Nel mondo di oggi, caratterizzato da rapporti personali “alterati” dallo smodato utilizzo della tecnologia, l’Empatia rappresenta una “facoltà” preziosa che contrasta l’allontanamento fra gli esseri umani, favorendo invece la “qualità delle relazioni”, basata sull’attenzione dell’altra persona mettendo da parte le preoccupazioni ed i pensieri personali.

L’importanza dell’Empatia consiste nel fatto che, attraverso essa, usciamo dal nostro “guscio” per spingerci verso gli altri con atteggiamento di apertura per cercare di comprendere i loro sentimenti ed i loro bisogni fondamentali.

Solo così facendo sarà possibile costruire nel tempo relazioni personali e professionali “profonde” e ci accorgeremo come sarà positivo anche per noi, avere al nostro fianco una persona “in piena sintonia” con i nostri interessi.

Come allenare la nostra Empatia

Per allenare la nostra Empatia occorre innanzitutto allontanarci dalla nostra ottica “personalistica” per entrare con delicatezza ed educazione nella sfera emotiva dell’altra persona, a condizione però che l’altro ce lo permetta di fare.

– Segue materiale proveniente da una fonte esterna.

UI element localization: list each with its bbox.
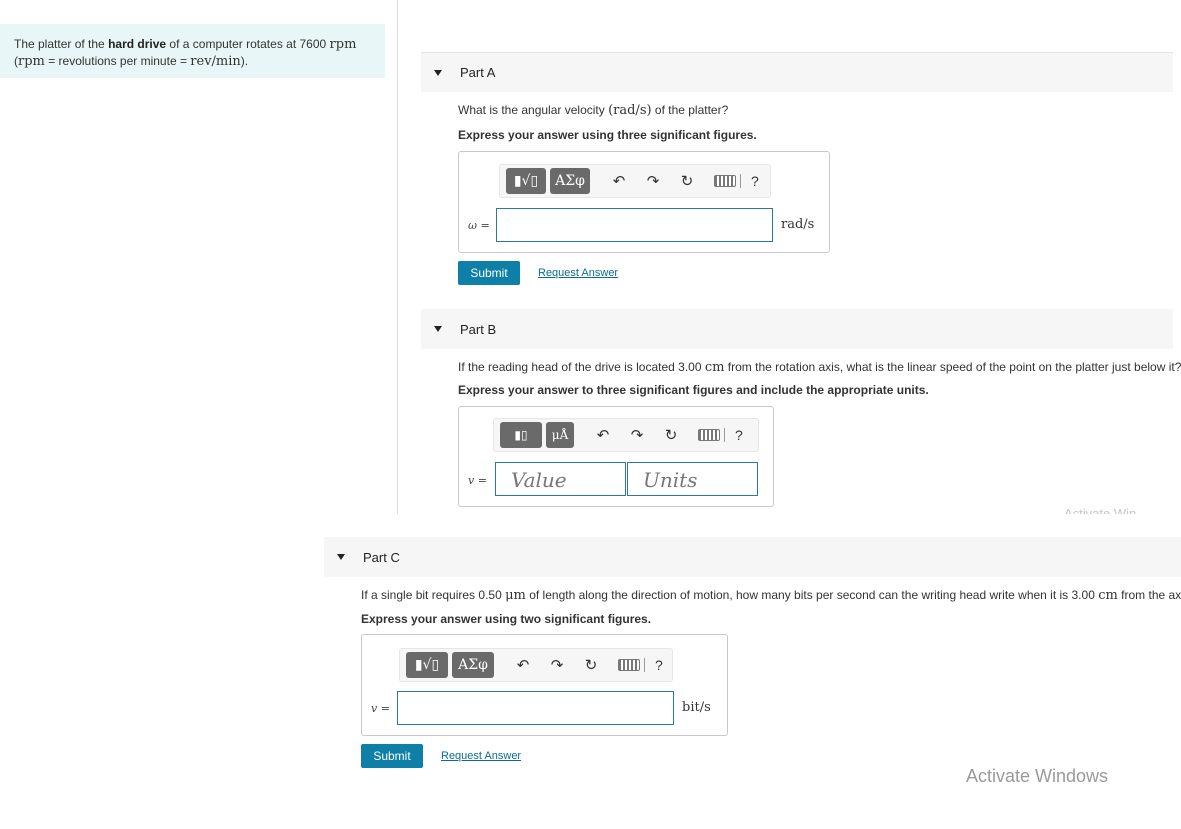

Non esiste una “ricetta” universale per allenare l’Empatia, ma questi “ingredienti” sono comunque necessari:

  1. Allenare la Nostra Attenzione: intesa come capacità di riconoscere le esigenze delle altre persone.
  2. Allenare il Nostro Ascolto Attivo: inteso come capacità di ascoltare anche ciò che gli altri non dicono a parole.
  3. Accettare la Diversità dell’Altro: inteso come capacità di vedere le cose da una prospettiva diversa dalla nostra.
  4. Riconoscere i Punti di Forza Altrui: inteso come capacità di valorizzare il potenziale dell’altra persona.
  5. Sospendere il Nostro Giudizio: inteso come capacità di non criticare gli altri e di non giudicarli a prescindere.

E come non ricordare, infine, le belle parole del poeta irlandese William Butler Yeats, in riferimento all’Empatia: “se ciò che io dico risuona in te, è semplicemente perché siamo entrambi rami di uno stesso albero”.